There are some procedures and techniques to reduce RBC transfusion in patients undergoing cardiac surgery [
26]. In 2010, the World Health Organization encouraged all member countries to implement patient blood management (PBM) programs employing multiple combined strategies to increase and preserve autologous erythrocyte volume to restrict RBC transfusions [
27]. PBM programs included preoperative optimization of hemoglobin levels, blood-sparing techniques, and standardization of transfusion practice [
28,
29]. Since then the PBM program has been adopted to minimize blood loss in patients undergoing cardiac surgeries [
30]. Gross et al. [
31] reported that implementing meticulous surgical techniques, a goal-directed coagulation algorithm, and a more restrictive transfusion threshold in combination resulted in an obvious decrease in RBC transfusions and lower total direct costs. Despite the benefits of PBM, many barriers limit translation of PBM guidelines into clinical practice worldwide, particularly in the absence of interdisciplinary commitment, lack of resources, and general concerns. Strategies for overcoming the obstacles include the use of bundles of care and specifically designed measures on the basis of local conditions [
32].
Several pharmacologic agents have been used to decrease intraoperative blood loss, which is helpful to reduce RBC transfusion. Antifbrinolytic agents, including tranexamic acid and epsilon aminocaproic acid, have been extensively studied, and they decrease hemostatic activation, reduce bleeding, and decrease allogeneic RBC transfusions [
33,
34]. Furthermore hemostatic treatment with fibrinogen concentrate in patients undergoing aortic surgery significantly reduced allogeneic blood transfusion [
35]. In addition, several erythropoietin dosing regimens and duration treatment increase red cell mass and reduce allogeneic blood transfusions [
36]. Erythropoietin administered before cardiac surgery seems effective in reducing the need for RBCs without increasing adverse events, hence reducing transfusion requirements [
37,
38]; however, it is still controversial [
39]. Recently Urena et al. [
40] showed that combined erythropoietin and iron therapy failed to reduce RBC transfusion in anemic patients undergoing cardiac surgery.

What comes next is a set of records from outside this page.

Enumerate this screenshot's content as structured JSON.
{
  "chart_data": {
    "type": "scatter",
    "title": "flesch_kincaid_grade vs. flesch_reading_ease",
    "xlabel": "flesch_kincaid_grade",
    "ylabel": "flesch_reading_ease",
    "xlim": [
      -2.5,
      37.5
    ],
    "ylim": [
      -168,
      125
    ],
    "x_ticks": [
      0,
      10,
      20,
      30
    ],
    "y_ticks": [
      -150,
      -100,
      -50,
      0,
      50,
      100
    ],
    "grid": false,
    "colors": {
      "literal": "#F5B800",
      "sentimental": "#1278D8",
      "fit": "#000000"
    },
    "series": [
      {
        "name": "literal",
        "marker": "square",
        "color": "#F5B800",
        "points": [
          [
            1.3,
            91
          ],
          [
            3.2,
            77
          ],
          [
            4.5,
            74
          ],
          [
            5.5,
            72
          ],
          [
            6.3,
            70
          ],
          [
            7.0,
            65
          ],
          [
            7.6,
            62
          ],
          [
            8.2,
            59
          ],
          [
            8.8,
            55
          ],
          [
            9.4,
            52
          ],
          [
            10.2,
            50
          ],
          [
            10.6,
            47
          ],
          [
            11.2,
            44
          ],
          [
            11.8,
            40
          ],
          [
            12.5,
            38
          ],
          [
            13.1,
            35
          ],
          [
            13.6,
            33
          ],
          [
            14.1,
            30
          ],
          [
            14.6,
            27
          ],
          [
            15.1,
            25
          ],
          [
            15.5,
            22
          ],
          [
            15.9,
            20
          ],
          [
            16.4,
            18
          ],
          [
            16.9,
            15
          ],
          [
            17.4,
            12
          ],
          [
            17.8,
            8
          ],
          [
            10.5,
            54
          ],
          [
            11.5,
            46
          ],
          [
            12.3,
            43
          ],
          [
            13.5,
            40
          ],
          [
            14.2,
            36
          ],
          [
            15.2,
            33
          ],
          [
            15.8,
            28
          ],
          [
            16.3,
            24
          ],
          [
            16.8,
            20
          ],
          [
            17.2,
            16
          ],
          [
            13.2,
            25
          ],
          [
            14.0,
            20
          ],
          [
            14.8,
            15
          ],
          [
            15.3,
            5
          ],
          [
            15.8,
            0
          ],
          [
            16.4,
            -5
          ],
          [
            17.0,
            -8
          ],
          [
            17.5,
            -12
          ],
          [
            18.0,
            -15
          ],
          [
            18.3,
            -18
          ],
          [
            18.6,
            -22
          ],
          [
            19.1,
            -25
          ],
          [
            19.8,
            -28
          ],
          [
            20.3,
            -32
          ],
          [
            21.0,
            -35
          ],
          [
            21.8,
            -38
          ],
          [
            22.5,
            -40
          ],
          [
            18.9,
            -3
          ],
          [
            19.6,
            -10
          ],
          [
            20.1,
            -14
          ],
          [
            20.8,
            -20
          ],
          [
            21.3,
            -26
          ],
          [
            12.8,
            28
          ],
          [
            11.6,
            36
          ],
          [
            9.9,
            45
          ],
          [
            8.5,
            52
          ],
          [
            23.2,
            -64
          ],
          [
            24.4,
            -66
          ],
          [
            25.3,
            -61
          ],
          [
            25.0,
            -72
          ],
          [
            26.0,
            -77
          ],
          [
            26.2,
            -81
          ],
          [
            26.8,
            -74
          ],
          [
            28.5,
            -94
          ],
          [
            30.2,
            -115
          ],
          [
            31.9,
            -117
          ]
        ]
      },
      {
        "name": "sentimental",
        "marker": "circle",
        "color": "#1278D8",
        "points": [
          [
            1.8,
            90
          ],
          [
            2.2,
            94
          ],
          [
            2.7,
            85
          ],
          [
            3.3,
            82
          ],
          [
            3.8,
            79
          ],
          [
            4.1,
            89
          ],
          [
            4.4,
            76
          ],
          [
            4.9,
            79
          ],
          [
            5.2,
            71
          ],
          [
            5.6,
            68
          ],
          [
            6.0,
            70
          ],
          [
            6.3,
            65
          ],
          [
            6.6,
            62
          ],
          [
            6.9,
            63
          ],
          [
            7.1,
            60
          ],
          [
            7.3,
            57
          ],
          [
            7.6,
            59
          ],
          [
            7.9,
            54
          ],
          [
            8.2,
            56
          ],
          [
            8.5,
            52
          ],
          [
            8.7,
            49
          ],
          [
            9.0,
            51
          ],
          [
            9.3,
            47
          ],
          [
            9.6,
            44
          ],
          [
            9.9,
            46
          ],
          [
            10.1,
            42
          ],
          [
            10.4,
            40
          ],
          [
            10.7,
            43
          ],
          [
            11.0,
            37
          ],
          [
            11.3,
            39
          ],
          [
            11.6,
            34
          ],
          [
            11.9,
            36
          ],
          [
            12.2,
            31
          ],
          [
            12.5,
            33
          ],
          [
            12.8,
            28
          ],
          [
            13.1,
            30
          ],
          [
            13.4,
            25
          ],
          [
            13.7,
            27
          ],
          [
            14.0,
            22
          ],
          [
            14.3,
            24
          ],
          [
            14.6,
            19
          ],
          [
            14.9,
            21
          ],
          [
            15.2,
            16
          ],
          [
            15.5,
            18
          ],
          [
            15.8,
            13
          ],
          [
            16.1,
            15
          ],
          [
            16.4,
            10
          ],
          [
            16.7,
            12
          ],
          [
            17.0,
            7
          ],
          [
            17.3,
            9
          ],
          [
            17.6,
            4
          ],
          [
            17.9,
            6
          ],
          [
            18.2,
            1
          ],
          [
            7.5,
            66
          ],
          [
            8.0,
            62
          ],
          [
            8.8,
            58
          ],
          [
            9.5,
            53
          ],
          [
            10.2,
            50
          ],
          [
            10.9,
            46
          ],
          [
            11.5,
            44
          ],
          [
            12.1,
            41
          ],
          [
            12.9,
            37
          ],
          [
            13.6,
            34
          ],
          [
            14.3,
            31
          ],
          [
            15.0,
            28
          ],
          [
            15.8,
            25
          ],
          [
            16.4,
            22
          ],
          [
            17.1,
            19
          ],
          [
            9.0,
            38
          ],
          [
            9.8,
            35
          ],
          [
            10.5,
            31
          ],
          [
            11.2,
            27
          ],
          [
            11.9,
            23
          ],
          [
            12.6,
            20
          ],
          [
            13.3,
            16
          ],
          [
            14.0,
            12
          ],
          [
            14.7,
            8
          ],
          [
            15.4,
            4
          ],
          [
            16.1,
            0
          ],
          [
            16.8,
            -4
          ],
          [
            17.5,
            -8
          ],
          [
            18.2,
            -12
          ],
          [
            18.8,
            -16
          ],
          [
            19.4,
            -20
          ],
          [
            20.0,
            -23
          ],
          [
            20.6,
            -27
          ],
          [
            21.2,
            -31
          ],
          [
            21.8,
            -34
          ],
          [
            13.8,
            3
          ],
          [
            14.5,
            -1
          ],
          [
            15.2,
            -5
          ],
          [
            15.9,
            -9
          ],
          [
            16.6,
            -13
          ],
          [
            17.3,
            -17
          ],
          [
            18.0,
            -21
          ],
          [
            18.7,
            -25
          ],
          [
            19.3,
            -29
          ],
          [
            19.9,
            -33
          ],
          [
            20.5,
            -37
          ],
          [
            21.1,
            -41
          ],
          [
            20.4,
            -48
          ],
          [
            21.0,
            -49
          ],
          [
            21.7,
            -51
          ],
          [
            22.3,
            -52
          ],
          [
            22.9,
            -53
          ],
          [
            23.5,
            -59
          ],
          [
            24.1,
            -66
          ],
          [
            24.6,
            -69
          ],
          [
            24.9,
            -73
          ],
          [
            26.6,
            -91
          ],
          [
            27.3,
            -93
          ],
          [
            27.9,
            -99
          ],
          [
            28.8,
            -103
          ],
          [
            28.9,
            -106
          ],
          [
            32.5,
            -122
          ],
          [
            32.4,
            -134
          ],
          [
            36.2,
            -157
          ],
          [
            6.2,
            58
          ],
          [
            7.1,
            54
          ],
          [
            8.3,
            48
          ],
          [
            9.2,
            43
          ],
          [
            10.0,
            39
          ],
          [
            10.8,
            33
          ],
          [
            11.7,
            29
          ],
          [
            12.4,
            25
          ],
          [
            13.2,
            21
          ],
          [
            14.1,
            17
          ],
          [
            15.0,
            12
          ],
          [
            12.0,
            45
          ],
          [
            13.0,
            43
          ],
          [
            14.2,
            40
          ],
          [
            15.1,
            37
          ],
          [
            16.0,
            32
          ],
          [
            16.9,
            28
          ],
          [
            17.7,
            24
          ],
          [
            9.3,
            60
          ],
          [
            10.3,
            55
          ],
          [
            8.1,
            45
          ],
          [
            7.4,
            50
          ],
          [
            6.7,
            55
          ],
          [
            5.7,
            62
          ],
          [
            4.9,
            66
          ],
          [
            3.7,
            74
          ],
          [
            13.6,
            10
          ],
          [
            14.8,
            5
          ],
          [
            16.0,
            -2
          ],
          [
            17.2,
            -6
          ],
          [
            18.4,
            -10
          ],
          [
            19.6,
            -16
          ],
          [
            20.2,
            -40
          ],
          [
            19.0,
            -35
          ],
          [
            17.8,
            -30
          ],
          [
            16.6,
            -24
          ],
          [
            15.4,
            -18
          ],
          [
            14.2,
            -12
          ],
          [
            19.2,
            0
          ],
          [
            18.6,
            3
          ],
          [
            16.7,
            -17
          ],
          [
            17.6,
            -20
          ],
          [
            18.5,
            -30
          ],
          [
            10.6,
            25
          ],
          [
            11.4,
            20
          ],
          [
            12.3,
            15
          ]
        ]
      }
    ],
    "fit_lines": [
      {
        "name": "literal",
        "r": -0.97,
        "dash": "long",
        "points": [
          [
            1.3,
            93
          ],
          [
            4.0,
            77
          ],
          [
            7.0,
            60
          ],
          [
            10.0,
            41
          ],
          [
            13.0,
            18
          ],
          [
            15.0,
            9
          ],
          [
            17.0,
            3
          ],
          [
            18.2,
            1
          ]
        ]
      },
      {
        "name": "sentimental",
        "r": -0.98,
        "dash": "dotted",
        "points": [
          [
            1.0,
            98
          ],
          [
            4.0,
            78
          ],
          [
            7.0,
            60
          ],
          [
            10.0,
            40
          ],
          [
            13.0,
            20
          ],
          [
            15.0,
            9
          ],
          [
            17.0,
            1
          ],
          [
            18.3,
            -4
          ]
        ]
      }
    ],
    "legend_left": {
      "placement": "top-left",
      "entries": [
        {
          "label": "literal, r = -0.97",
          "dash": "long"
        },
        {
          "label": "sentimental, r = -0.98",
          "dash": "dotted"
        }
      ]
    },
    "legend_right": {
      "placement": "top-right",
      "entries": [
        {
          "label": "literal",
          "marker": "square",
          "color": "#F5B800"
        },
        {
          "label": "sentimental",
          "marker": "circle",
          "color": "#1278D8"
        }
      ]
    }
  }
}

This meta-analysis has several limitations. First, the hemoglobin thresholds of the restrictive RBC transfusion strategies varied between the trials. Thus, the appropriate threshold remains to be defined and could vary for different patients. Second, the types of cardiac surgery differed among the included studies and patients undergoing different types of cardiac surgery may have different tolerances to restrictive transfusion strategies.